Hoe anders denkt Van Schaik, een kenner van de oudste geschiedenis van de mens. Hij gaat ervan uit dat oorlog en geweld sporen moeten hebben achtergelaten in de archeologische resten. Welnu, van zulke sporen is geen sprake. In plaats daarvan zijn er bewijzen van handel over grote afstanden, dus van samenwerking en vertrouwen tussen allerlei volkeren. Pas uit de tijd na het ontstaan van de landbouw, ruim 10.000 jaar geleden, zijn massagraven gevonden die duiden op oorlog. Door landbouw ontstonden er bevolkingsconcentraties op vruchtbare plekken en toen kwam er strijd over het beheer daarvan. En er ontstonden machtige families die tot oorlog konden bevelen. Maar toen was het hypothetische ‘oerbrein’ uit Van Vugts benadering allang voltooid.

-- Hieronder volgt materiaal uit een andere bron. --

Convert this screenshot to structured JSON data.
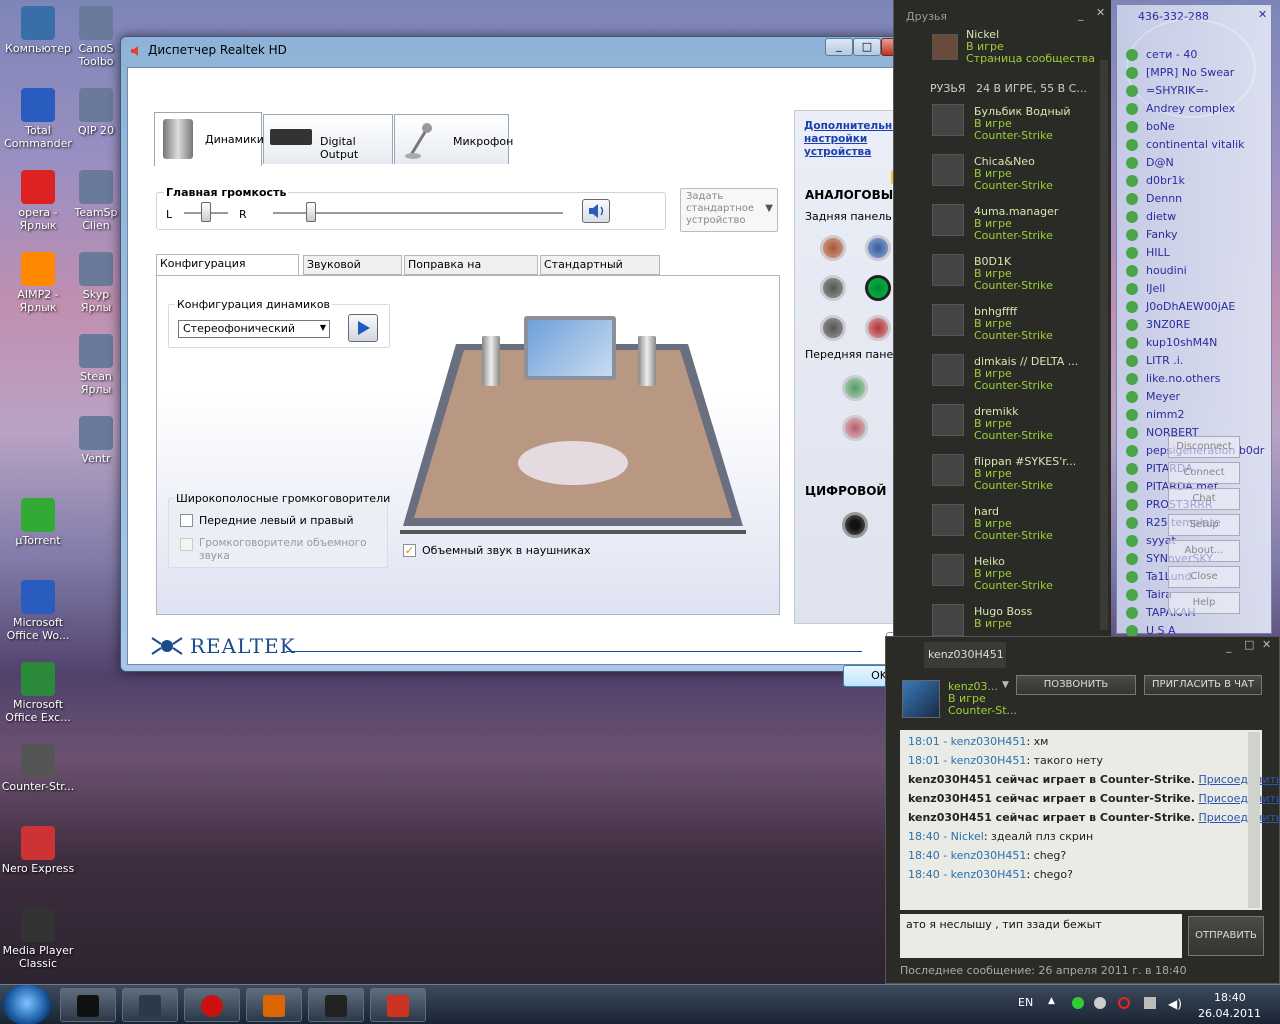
{
  "desktop_icons": [
    {
      "label": "Компьютер",
      "icon": "computer-icon"
    },
    {
      "label": "Total Commander",
      "icon": "total-commander-icon"
    },
    {
      "label": "opera - Ярлык",
      "icon": "opera-icon"
    },
    {
      "label": "AIMP2 - Ярлык",
      "icon": "aimp-icon"
    },
    {
      "label": "µTorrent",
      "icon": "utorrent-icon"
    },
    {
      "label": "Microsoft Office Wo...",
      "icon": "word-icon"
    },
    {
      "label": "Microsoft Office Exc...",
      "icon": "excel-icon"
    },
    {
      "label": "Counter-Str...",
      "icon": "counter-strike-icon"
    },
    {
      "label": "Nero Express",
      "icon": "nero-icon"
    },
    {
      "label": "Media Player Classic",
      "icon": "media-player-icon"
    }
  ],
  "desktop_icons_col2": [
    {
      "label": "CanoS Toolbo",
      "icon": "canon-icon"
    },
    {
      "label": "QIP 20",
      "icon": "qip-icon"
    },
    {
      "label": "TeamSp Clien",
      "icon": "teamspeak-icon"
    },
    {
      "label": "Skyp Ярлы",
      "icon": "skype-icon"
    },
    {
      "label": "Stean Ярлы",
      "icon": "steam-icon"
    },
    {
      "label": "Ventr",
      "icon": "ventrilo-icon"
    }
  ],
  "realtek": {
    "title": "Диспетчер Realtek HD",
    "tabs": [
      "Динамики",
      "Digital Output",
      "Микрофон"
    ],
    "master_volume_label": "Главная громкость",
    "balance_L": "L",
    "balance_R": "R",
    "set_default": "Задать стандартное устройство",
    "subtabs": [
      "Конфигурация динамиков",
      "Звуковой эффект",
      "Поправка на помещение",
      "Стандартный формат"
    ],
    "config_group_label": "Конфигурация динамиков",
    "config_selected": "Стереофонический",
    "wideband_label": "Широкополосные громкоговорители",
    "front_lr": "Передние левый и правый",
    "surround": "Громкоговорители объемного звука",
    "headphones": "Объемный звук в наушниках",
    "advanced_link": "Дополнительные настройки устройства",
    "analog_label": "АНАЛОГОВЫЙ",
    "rear_panel": "Задняя панель",
    "front_panel": "Передняя панель",
    "digital_label": "ЦИФРОВОЙ",
    "brand": "REALTEK",
    "ok": "OK",
    "master_volume": 0.22,
    "balance": 0.5
  },
  "steam_friends": {
    "title": "Друзья",
    "top_user": {
      "name": "Nickel",
      "status": "В игре",
      "sub": "Страница сообщества"
    },
    "header": "РУЗЬЯ   24 В ИГРЕ, 55 В С...",
    "friends": [
      {
        "name": "Бульбик Водный",
        "status": "В игре",
        "game": "Counter-Strike"
      },
      {
        "name": "Chica&Neo",
        "status": "В игре",
        "game": "Counter-Strike"
      },
      {
        "name": "4uma.manager",
        "status": "В игре",
        "game": "Counter-Strike"
      },
      {
        "name": "B0D1K",
        "status": "В игре",
        "game": "Counter-Strike"
      },
      {
        "name": "bnhgffff",
        "status": "В игре",
        "game": "Counter-Strike"
      },
      {
        "name": "dimkais // DELTA ...",
        "status": "В игре",
        "game": "Counter-Strike"
      },
      {
        "name": "dremikk",
        "status": "В игре",
        "game": "Counter-Strike"
      },
      {
        "name": "flippan #SYKES'r...",
        "status": "В игре",
        "game": "Counter-Strike"
      },
      {
        "name": "hard",
        "status": "В игре",
        "game": "Counter-Strike"
      },
      {
        "name": "Heiko",
        "status": "В игре",
        "game": "Counter-Strike"
      },
      {
        "name": "Hugo Boss",
        "status": "В игре",
        "game": ""
      }
    ]
  },
  "qip": {
    "title": "436-332-288",
    "contacts": [
      "сети - 40",
      "[MPR] No Swear",
      "=SHYRIK=-",
      "Andrey complex",
      "boNe",
      "continental vitalik",
      "D@N",
      "d0br1k",
      "Dennn",
      "dietw",
      "Fanky",
      "HILL",
      "houdini",
      "IJell",
      "J0oDhAEW00jAE",
      "3NZ0RE",
      "kup10shM4N",
      "LITR .i.",
      "like.no.others",
      "Meyer",
      "nimm2",
      "NORBERT",
      "pepsigeneration b0dr",
      "PITARDA",
      "PITARDA mef",
      "PROST3RRR",
      "R25 template",
      "syyat",
      "SYNoverSKY",
      "Ta1Lund",
      "Taira",
      "TAPAKAH",
      "U S A"
    ],
    "menu": [
      "Disconnect",
      "Connect",
      "Chat",
      "Setup",
      "About...",
      "Close",
      "Help"
    ]
  },
  "steam_chat": {
    "tab": "kenz030H451",
    "user": {
      "name": "kenz03...",
      "status": "В игре",
      "game": "Counter-St..."
    },
    "call_btn": "ПОЗВОНИТЬ",
    "invite_btn": "ПРИГЛАСИТЬ В ЧАТ",
    "messages": [
      {
        "time": "18:01",
        "who": "kenz030H451",
        "text": "хм",
        "kind": "msg"
      },
      {
        "time": "18:01",
        "who": "kenz030H451",
        "text": "такого нету",
        "kind": "msg"
      },
      {
        "text": "kenz030H451 сейчас играет в Counter-Strike.",
        "link": "Присоединиться",
        "kind": "sys"
      },
      {
        "text": "kenz030H451 сейчас играет в Counter-Strike.",
        "link": "Присоединиться",
        "kind": "sys"
      },
      {
        "text": "kenz030H451 сейчас играет в Counter-Strike.",
        "link": "Присоединиться",
        "kind": "sys"
      },
      {
        "time": "18:40",
        "who": "Nickel",
        "text": "здеалй плз скрин",
        "kind": "msg"
      },
      {
        "time": "18:40",
        "who": "kenz030H451",
        "text": "cheg?",
        "kind": "msg"
      },
      {
        "time": "18:40",
        "who": "kenz030H451",
        "text": "chego?",
        "kind": "msg"
      }
    ],
    "input_text": "ато я неслышу , тип ззади бежыт",
    "send_btn": "ОТПРАВИТЬ",
    "last_message": "Последнее сообщение: 26 апреля 2011 г. в 18:40"
  },
  "taskbar": {
    "lang": "EN",
    "time": "18:40",
    "date": "26.04.2011",
    "apps": [
      "cmd-icon",
      "steam-icon",
      "opera-icon",
      "half-life-icon",
      "game-icon",
      "speaker-icon"
    ]
  },
  "colors": {
    "steam_green": "#9fcf38",
    "qip_blue": "#2a2ca0",
    "realtek_blue": "#1a4b8e",
    "link": "#1a3fb0"
  }
}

Van Schaik ondergraaft daarmee het vooroordeel dat de oermens van nature oorlog voerde en dat pas veel later hierover een dun laagje beschaving is gekomen, alsof vrede ‘nep’ is en agressie ‘echt’. Dit vooroordeel is onjuist omdat de ‘natuurlijke’ mens niet bestaat. Elke mens is vanaf de eerste ademtocht doordrongen met cultuur die onze natuur vormt met behulp van normen en waarden. Normen en waarden zijn zelf niet genetisch gedetermineerd, alleen onze openheid ervoor. We hebben constructieve krachten in ons en destructieve, we hebben de neiging tot samenwerking en tot concurrentie, we zijn zowel altruïstisch als egoïstisch. Wie geboren wordt, wil vooral: erbij horen en zich ontwikkelen. Van Schaik: “Als er al iets aangeboren is, dan is het de weerzin om een ander mens te doden”.

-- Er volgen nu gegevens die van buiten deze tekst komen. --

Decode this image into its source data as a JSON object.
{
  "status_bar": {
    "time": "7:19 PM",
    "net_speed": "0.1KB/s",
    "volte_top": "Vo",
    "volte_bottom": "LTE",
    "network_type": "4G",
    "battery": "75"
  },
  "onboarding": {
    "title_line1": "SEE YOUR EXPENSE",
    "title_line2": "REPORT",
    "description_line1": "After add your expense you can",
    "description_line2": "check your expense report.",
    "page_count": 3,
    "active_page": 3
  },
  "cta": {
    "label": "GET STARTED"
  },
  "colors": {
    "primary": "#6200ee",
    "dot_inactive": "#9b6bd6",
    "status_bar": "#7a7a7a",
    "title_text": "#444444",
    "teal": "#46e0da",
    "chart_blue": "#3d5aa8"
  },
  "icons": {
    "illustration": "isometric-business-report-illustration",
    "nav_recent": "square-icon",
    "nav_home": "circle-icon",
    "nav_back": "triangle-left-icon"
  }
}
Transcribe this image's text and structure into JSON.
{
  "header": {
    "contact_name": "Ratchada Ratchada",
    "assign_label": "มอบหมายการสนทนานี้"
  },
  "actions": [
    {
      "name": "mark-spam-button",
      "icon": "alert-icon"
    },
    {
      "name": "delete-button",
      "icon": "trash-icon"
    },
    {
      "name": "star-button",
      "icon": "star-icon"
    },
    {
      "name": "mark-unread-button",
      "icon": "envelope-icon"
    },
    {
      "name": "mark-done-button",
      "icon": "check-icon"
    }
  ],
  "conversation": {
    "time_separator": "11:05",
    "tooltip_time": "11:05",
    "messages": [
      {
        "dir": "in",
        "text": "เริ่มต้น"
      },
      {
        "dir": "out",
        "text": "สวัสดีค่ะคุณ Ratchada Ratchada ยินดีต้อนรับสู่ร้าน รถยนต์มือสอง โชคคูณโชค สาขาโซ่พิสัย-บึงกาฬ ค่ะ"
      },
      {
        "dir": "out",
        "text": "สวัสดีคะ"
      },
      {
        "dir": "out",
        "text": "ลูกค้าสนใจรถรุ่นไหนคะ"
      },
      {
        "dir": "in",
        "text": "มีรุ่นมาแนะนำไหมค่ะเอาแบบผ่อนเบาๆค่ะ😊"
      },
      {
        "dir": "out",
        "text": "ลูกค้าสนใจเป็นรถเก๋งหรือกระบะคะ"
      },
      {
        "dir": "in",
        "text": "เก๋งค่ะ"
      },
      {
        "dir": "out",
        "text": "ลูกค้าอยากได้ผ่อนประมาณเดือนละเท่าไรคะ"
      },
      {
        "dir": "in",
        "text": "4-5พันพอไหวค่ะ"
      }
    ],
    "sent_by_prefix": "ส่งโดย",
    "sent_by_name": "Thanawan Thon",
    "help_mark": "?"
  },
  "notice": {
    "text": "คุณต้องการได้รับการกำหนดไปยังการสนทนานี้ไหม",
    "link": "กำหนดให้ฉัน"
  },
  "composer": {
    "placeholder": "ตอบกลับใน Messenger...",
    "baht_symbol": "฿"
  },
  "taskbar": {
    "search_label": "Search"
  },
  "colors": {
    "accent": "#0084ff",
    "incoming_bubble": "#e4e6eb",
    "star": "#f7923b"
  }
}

Van Vugt en Van Schaik zijn het over één ding eens: wie oorlog wil, moet het verdedigingsinstinct van de mens activeren. Want geweld gebruiken als afweer, daartoe zijn we allemaal bereid en we keuren het ook goed, tot in het oorlogsrecht. Elke politicus die ons een crisisgevoel aanpraat, of een bedreiging, speelt daarom met vuur. Want wie meent zich te moeten verdedigen kan gemakkelijk verzeild raken in geweld en oorlog, in daderschap – en dan ontstaat een eigen dynamiek van wraak, vervreemding, trauma en desensibilisering. “Oorlog is het feest van de duivel”, schreef de dienstweigeraar Willem de Haan.

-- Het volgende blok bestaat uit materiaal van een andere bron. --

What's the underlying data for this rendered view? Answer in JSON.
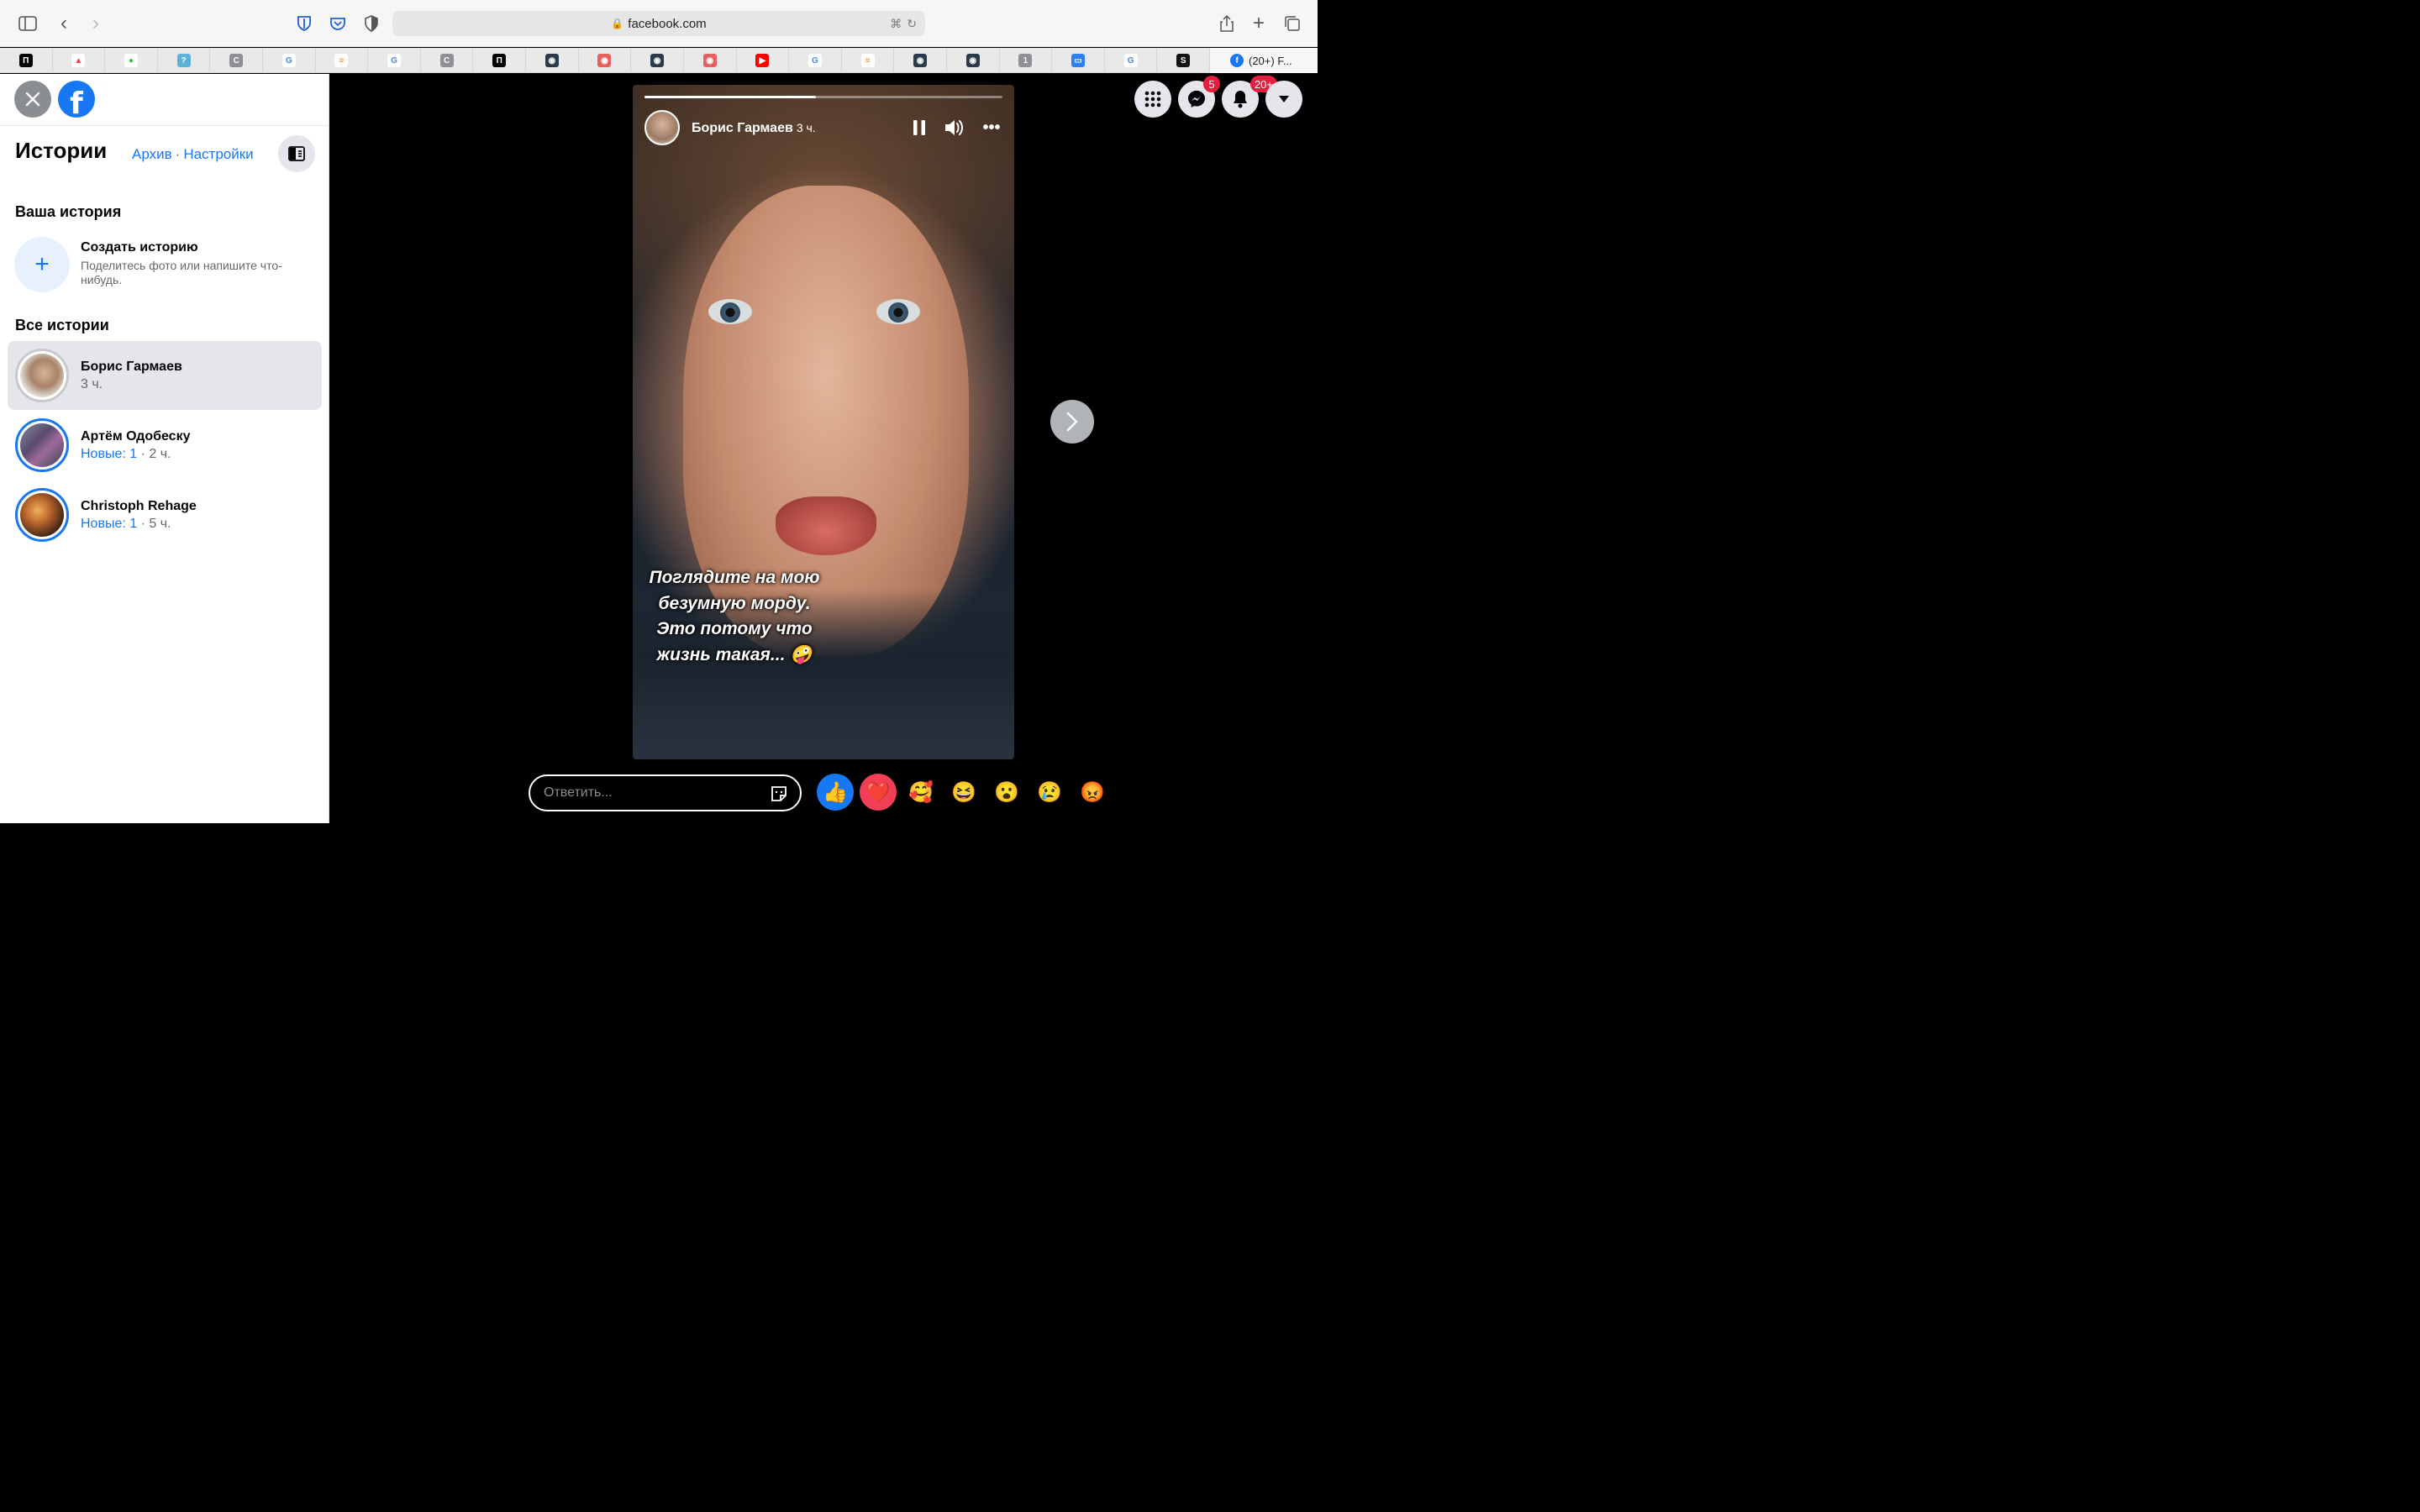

De vredesbeweging werkt dus gelukkig niet tegen de menselijke natuur in. We staan kennelijk in een respectabele traditie van anderhalf miljoen jaar die de vlam van medemenselijkheid en samenwerking brandend houdt. We zullen een narratief moeten ontwikkelen dat wijst op mogelijkheden van samenwerking en vertrouwen en dat de waan van ‘bedreigd worden’ doorprikt. We moeten tonen dat je problemen en spanningen constructief kunt benaderen en dat vijandsbeelden geconstrueerd zijn met een bedoeling – maar dat je, als je goed kijkt, mensen ziet.